Here are some frequently asked questions our patients want to know about minimally invasive heart surgery:

  • Is there less pain from a minimally invasive surgery than from an open heart surgery?

    One of the advantages of minimally invasive surgery is a smaller incision, which means less healing. When there is less healing to do, your body can recover much faster. You will still experience some pain at the incision and at the surgical site. But because it is a smaller incision, you will probably experience less pain than you would with a traditional open heart surgery.

  • What are the disadvantages of minimally invasive cardiac surgery?

    One of the biggest disadvantages is that minimally invasive cardiac surgery isn’t for everyone yet. Surgeons are still discovering new ways to apply the techniques of minimally invasive cardiac surgery to benefit their patients. Minimally invasive cardiac surgery takes longer in the operating room, but results in a shorter time in the hospital and a speedier recuperation. 

  • Who is on the minimally invasive heart surgery team?

    Your minimally invasive surgery team consists of cardiac specialists who have undergone extra training in minimally invasive heart surgery. Everyone in the room, including physicians, nurses and support staff, has experience in minimally invasive procedures.

    Two of the heart specialists on your team are:

    • Cardiothoracic surgeon, the surgeon who leads the team and performs the surgery.
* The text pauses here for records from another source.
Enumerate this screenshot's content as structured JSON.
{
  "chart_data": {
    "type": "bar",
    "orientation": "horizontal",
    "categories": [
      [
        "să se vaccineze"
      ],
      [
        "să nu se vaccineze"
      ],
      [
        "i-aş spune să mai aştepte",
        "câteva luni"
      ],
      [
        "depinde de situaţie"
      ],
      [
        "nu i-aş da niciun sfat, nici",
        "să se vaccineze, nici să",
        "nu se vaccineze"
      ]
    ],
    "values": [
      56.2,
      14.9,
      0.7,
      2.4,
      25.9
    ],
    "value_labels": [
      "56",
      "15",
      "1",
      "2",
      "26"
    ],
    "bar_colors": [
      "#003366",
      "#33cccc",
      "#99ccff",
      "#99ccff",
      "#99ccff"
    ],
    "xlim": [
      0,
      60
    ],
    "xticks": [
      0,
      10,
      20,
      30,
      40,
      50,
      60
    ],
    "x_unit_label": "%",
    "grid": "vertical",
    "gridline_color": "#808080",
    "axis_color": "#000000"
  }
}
Cardiothoracic surgeons are heart-lung specialists, and among the most highly skilled specialists. They perform all aspects of heart and lung surgery as well as heart transplants. If traditional open surgery becomes necessary during the minimally invasive surgery, the cardiothoracic surgeon is already at your side and able to switch to the classic heart procedure immediately.
    • Cardiac anesthesiologist, a physician who specializes in providing anesthesia care for patients undergoing cardiac or lung surgery. They have had years of training to become skilled in the medications and special equipment that keeps patients comfortable and monitors their health during surgery. Due to the unique nature of minimally invasive surgery, they have undergone special training specifically for minimally invasive heart surgery.
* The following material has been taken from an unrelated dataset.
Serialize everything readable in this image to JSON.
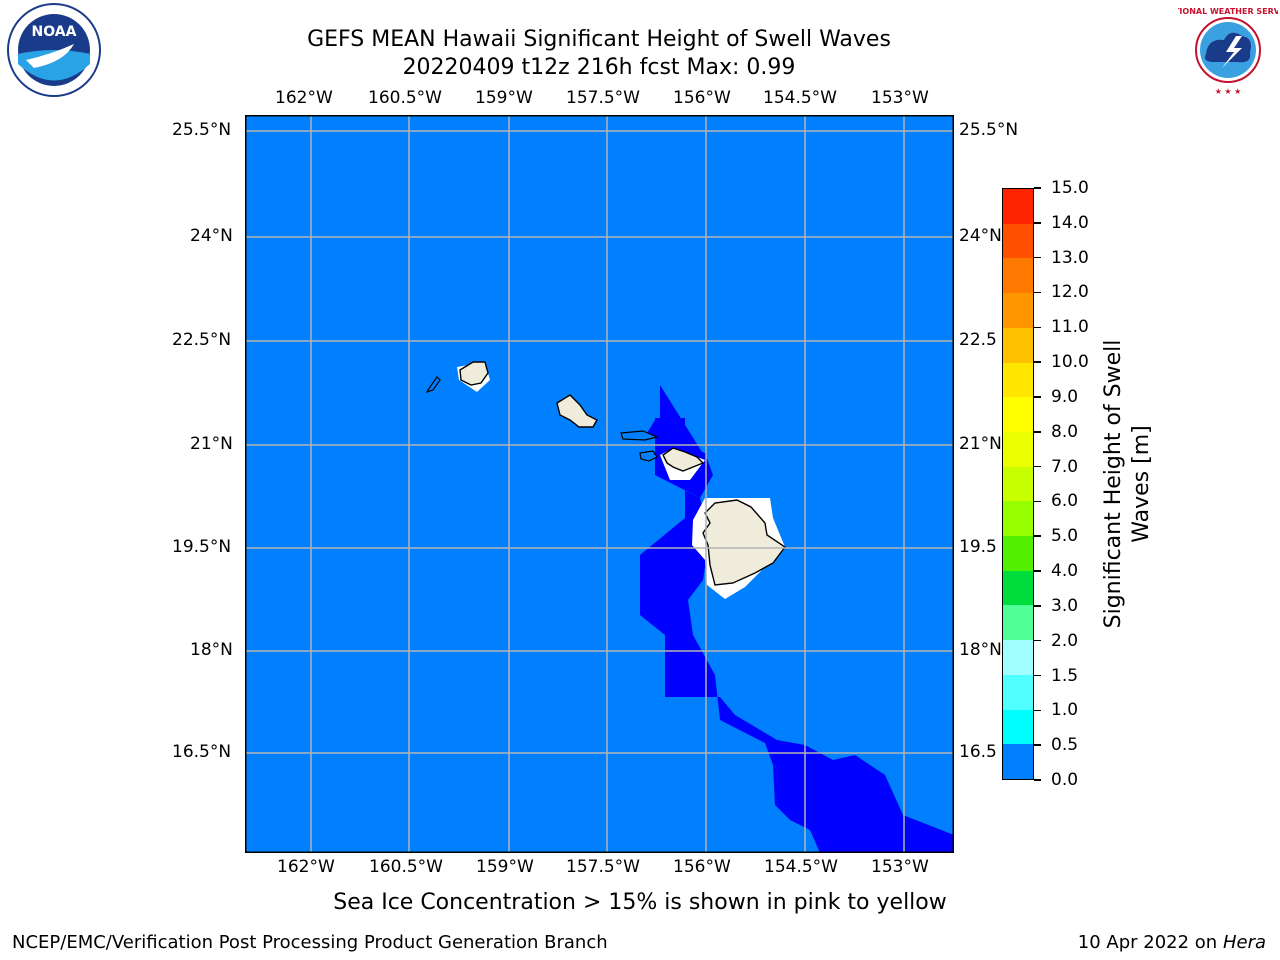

  • When can I drive a car again?

    Only your surgeon can give you a precise answer, based on your medical history and surgical procedure.

  • When did Sentara surgeons begin performing minimally invasive heart surgery?
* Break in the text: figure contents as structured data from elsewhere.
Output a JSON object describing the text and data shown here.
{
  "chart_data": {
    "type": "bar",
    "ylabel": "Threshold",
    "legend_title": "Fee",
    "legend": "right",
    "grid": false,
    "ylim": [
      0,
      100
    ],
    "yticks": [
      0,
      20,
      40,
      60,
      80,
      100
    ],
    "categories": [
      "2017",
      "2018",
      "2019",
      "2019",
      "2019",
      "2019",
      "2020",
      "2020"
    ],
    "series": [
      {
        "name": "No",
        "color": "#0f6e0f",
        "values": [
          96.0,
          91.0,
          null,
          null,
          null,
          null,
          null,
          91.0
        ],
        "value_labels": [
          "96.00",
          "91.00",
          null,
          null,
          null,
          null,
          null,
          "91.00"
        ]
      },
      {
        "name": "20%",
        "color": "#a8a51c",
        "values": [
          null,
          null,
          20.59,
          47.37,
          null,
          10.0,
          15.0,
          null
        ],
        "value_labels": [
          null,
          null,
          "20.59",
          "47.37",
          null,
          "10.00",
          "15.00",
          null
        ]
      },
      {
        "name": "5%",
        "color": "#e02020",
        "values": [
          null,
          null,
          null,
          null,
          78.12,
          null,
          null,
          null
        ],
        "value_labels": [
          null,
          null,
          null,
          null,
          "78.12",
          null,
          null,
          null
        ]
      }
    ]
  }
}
    Sentara surgeons performed their first open heart surgery in 1967 and first heart transplant in 1989. Since then, our dedicated surgeons have refined and enhanced their surgical skills and participated in the development of technological innovations to make heart surgery less traumatic for patients.

    Our cardiothoracic surgeons (heart-lung specialists) have always possessed the highest level of surgical knowledge and training. The difference is the tools available to them in service to their patients. For example, we now use a device called an endoscope, a tiny camera that surgeons thread through even small blood vessels leading to the heart. The endoscope can rotate 360 degrees for a full view of the heart and send a video image to surgeons in the operating room. It serves as the eyes of the surgeon, with hardly any incision necessary.